Washington Avenue is many things to many people. For contractors, it’s a centrally located hub where they can pick up building materials and illegally park in the median with relatively little fear of getting a ticket. For the building supply companies that sell stuff to those contractors, it’s a wide street that’s accessible for eighteen wheelers and allows for easy double parking when customers are picking up materials. For pedestrians and bikers, it’s a terrifying thunderdome, where cars are speeding by faster than they should, while bike lanes and cross walks have faded to the point of being unrecognizable. For developers, it’s a land of opportunity- a wide street that could accommodate transformational height and density- if only the zoning would allow it.
Remarkably, Washington Avenue has not been repaved since 2003. Next year, assuming the City has any money (just kidding it’s Federal money, so this is actually assuming the Federal government has any money), it will finally be repaved again. In planning the repaving of any street, the City looks at a number of factors, including how well the street functions, safety for pedestrians and cyclists, parking and loading rules, and bus routes. Because of its size and prominent location, all of these factors must be balanced, while also considering input from businesses on the corridor, property owners, and residents in the neighborhoods to the north and south. Amazingly, we first reported on repaving / re-striping plans for Washington Avenue six years ago, but those plans never came to fruition, perhaps because those groups couldn’t agree on a path forward.

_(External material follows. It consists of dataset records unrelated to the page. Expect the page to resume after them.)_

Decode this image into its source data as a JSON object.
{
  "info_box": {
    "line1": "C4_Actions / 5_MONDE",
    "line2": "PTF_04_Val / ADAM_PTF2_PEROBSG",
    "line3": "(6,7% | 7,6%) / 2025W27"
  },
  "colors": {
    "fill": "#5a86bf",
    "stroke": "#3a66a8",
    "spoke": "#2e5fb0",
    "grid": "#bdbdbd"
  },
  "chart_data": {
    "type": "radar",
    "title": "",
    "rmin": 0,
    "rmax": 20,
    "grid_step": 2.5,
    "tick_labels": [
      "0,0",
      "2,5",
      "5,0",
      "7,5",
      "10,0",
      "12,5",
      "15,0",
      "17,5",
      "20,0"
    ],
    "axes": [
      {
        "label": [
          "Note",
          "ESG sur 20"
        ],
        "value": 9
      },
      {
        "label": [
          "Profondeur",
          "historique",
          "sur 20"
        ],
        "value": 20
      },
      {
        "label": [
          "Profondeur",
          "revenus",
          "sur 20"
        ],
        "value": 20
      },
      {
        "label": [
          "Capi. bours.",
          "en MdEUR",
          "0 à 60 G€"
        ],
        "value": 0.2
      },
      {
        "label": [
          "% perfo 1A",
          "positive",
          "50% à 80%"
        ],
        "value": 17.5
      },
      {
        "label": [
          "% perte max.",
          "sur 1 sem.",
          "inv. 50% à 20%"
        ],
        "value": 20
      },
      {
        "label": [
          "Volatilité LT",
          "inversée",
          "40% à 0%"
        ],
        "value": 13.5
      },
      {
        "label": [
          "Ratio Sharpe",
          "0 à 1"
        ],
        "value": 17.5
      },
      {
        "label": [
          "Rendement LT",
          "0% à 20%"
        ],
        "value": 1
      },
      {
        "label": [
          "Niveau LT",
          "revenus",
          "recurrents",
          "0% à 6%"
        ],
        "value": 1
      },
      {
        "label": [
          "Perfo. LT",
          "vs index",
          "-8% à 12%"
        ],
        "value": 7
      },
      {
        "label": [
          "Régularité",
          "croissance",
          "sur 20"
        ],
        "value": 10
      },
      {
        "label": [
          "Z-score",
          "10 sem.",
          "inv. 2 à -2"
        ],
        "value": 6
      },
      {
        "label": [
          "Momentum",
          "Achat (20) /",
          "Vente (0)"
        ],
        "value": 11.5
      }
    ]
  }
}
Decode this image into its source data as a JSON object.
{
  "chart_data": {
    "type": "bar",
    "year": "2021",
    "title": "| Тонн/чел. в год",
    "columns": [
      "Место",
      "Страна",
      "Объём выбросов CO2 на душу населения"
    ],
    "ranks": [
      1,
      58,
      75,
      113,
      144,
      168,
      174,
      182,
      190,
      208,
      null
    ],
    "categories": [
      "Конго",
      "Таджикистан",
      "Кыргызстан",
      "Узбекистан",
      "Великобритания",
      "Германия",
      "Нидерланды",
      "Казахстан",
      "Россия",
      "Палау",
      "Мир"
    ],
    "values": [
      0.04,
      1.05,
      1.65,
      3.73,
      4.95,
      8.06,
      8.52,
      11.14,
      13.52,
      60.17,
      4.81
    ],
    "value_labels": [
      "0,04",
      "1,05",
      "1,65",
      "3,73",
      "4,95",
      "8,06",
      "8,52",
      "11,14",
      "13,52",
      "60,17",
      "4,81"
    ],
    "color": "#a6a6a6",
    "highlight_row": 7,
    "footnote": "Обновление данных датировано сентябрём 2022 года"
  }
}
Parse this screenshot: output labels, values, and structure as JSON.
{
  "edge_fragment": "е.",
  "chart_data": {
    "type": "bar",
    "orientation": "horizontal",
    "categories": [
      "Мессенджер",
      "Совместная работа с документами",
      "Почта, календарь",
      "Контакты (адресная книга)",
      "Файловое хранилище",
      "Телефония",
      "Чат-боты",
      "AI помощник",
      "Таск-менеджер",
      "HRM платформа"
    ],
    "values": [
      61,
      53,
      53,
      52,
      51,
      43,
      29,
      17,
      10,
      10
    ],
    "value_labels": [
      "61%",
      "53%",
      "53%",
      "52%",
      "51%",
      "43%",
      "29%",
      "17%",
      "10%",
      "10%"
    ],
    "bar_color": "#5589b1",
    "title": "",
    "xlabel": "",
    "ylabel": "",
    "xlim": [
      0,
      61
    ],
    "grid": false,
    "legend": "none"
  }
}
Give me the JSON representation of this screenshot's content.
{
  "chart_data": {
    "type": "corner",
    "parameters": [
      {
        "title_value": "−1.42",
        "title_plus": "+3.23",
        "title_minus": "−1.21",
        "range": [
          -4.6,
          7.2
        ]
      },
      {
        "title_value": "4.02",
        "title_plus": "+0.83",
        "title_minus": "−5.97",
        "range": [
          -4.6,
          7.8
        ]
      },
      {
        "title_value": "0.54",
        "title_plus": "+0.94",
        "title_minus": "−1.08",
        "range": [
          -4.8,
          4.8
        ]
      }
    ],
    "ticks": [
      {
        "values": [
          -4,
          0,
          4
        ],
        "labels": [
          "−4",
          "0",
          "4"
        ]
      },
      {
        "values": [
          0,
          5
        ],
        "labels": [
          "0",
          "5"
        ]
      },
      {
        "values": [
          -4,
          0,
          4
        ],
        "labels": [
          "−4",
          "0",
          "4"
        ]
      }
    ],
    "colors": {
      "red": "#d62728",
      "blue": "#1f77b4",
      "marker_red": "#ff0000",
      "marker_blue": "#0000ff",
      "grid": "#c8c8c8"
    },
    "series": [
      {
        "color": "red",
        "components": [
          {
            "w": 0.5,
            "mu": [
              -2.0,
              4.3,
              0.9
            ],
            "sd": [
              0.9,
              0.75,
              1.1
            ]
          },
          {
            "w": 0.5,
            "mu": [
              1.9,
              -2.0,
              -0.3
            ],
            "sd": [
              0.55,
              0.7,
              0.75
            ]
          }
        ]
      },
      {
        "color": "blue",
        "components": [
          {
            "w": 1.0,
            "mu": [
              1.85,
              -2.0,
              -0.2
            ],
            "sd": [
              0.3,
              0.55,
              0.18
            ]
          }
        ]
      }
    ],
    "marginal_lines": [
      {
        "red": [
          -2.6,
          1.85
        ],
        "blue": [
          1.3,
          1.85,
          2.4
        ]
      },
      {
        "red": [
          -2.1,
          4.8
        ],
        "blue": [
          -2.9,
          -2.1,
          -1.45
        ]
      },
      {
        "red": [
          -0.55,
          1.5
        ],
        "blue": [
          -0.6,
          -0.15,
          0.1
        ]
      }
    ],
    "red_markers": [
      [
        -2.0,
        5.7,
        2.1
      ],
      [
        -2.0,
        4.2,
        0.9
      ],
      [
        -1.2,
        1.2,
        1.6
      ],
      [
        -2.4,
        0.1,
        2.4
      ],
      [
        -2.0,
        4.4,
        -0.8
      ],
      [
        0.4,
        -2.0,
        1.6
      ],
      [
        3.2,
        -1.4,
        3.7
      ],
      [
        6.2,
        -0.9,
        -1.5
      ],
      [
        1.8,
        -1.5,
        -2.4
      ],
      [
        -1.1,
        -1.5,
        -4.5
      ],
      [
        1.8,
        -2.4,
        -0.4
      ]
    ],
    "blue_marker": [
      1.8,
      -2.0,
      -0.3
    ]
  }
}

Now that it’s finally happening, you have the opportunity to take part in the planning process, and you don’t even have to suffer through a soul crushing community meeting to make your voice heard. The Office of Transportation, Infrastructure, and Sustainability (oTIS) has put together an online survey in which respondents can provide feedback on three possible approaches to repaving Washington Avenue. Helpfully, they’re recommending that you watch some informational videos before taking said survey so you can make the most informed recommendations possible.
Check out these screen grabs from when we took the survey:
The three options under consideration are 1) a three lane road, 2) a four lane road, 3) a mixed layout. The three lane plan would transition Washington Avenue to three lanes for most of its length, aside from the stretch around Broad Street, to accommodate additional traffic volume. This would certainly make the corridor more friendly to pedestrians and bikers, improve the safety of bus stops, and would also allow for expanded sidewalk areas west of Broad Street.
The four lane approach would still be an improvement over the status quo. Since most traffic on Washington heads toward Broad Street, this plan would call for two lanes in each direction heading toward Broad, and one heading away from Broad, with a turning lane in the middle. This would not allow for expanded sidewalks and it would entail buses and bikes coming together at bus stops on the one-lane side of the street, which seems less than ideal. But it would still represent an improvement for pedestrians and bikers over the current five-lane road.
The mixed layout is, as the name suggests, a mix of the two plans, with some areas containing three lanes, some containing four lanes, and the area around Broad Street containing five lanes. This would be a classic split the baby proposal, with the some of the benefits of the other approaches, and some of the drawbacks as well. Some sections of sidewalk will be expanded, but that won’t be possible in other areas. Some bus stops will be isolated from the bike lane, while others will cross into the bike lane. Some sections will feature a reasonable distance for pedestrians while other sections will still require a race against oncoming traffic.
What’s the best approach? We would advocate for the three-lane approach, especially in light of the mixed-use direction we see Washington Avenue heading. Given the politics involved, we have a feeling the mixed layout will be the approach that ends up getting implemented, even though we have a real concern that it will be confusing for drivers to constantly account for changing numbers of lanes as they drive across Washington Avenue. Perhaps the best news is that this is actually happening and whatever approach ends up moving forward, we will be seeing shorter pedestrian travel distances and protected bike lanes on Washington Avenue no matter what. This will mean a safer corridor, and one that finally relates more appropriately to its present and its future.